2話 宣戦布告
宴の日の次の朝。
空は快晴で、気持ちのいい朝であった。
――しかし、
そんな朝を壊すような声がゴアス村に響いた。
――――――
「冒険者になるなんて、あたしゃ、ゆるさんよ!」
ある大きな小屋の中で、俺とマリナは黙って座っていた。
その中で、白い髪を結った20前半の位の女性が怒号をあげた。
「確かにあんたたちは18になったけど、まだまだ未熟の青二才だよ!外は危険だし、私は許さないからね」
興奮して話す彼女の名はノア・オルサム・ビエト。その特徴ある耳から分かるように、人間ではない。長寿命の種族、エルフだ。
見た目はグラマーなお姉さんだが、ゴアス村では一番年上で、ゴアス村を取り仕切る長である
青二才と呼ばれ、カチンと来た俺は、ノアに言い返した。
「俺はババァに心配される程弱くはないさ」
「何いってんだい、このヘンチクリン!アタシから見たらアンタなんてまだまだ乳臭い赤ちゃんだよ」
「フン…アンタは俺から見れば見た目に反して、十分ババァだよ」
「カーッ、アンタは相変わらず可愛くないね!そんなんだから誰にもモテないんだよ!」
「別に俺はモテたいとは言ってない!」
「あ、あの…もう二人共喧嘩は…」
と、俺らのくだらない言い争いを止めようとマリナが言ったが、
「マリナは黙ってな」
「マリナは黙れ」
と、俺達二人は言い返した。
「とにかく!アタシは許さないからね」
これ以上話す事はないと、立ち上がり、その場を放れようとするノアの背中に俺は言った。
「待てよ、ノア。だったら俺らが強いって事を証明すりゃあいんだろ?」
俺の言葉に振り帰り、「は?」、キョトンとするノア。
構わず俺は続けた。
「俺と勝負しろ、ノア。アンタに勝ったら俺は冒険者になる。ノアが買ったら、俺はこの村で一生畑でも耕してやるよ」
「ハッ、そんなん誰がやるか…」
「嫌だったら、逃げてもいんだぜ?ノアお婆さん」
不敵に笑いそう言うと、俺の言葉にイラッてきたのか、眉にシワを寄せながらノアがにやりと笑う。

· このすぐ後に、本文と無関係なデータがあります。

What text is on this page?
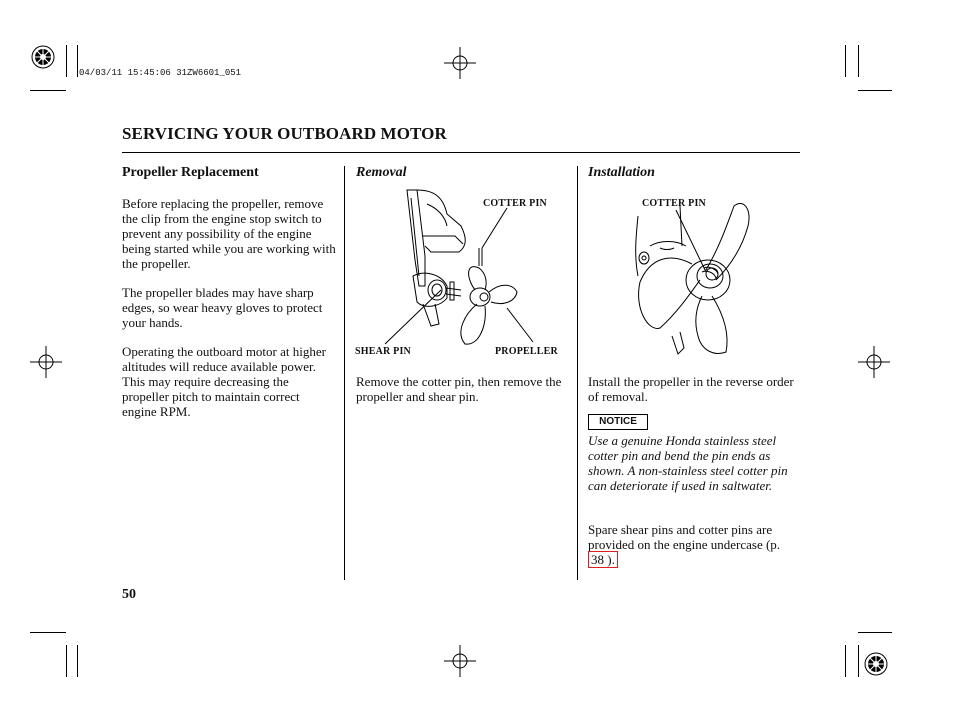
04/03/11 15:45:06 31ZW6601_051
SERVICING YOUR OUTBOARD MOTOR
Propeller Replacement

Before replacing the propeller, remove the clip from the engine stop switch to prevent any possibility of the engine being started while you are working with the propeller.

The propeller blades may have sharp edges, so wear heavy gloves to protect your hands.

Operating the outboard motor at higher altitudes will reduce available power. This may require decreasing the propeller pitch to maintain correct engine RPM.

Removal
COTTER PIN
SHEAR PIN	PROPELLER

Remove the cotter pin, then remove the propeller and shear pin.

Installation
COTTER PIN

Install the propeller in the reverse order of removal.

NOTICE

Use a genuine Honda stainless steel cotter pin and bend the pin ends as shown. A non-stainless steel cotter pin can deteriorate if used in saltwater.

Spare shear pins and cotter pins are provided on the engine undercase (p.
38 ).

50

「やってやるよ。丁度人手が足りなかった頃なんだよね、畑。」
身体をこちらに向け、ノアは言う。
反対に俺は立ち上がり出口に向かいだす。
「じゃあ今日の昼、村の外で待ってるぜババァ…行くぞ、マリナ」
「あっ…うん」
俺の言葉で慌てて立ち上がるマリナ。
手を上げて、さよならといい、ドアにかけると後ろからノアが、
「勝ったらあのガキカカシにしてやる」
と言っていたのが聞こえた気がした。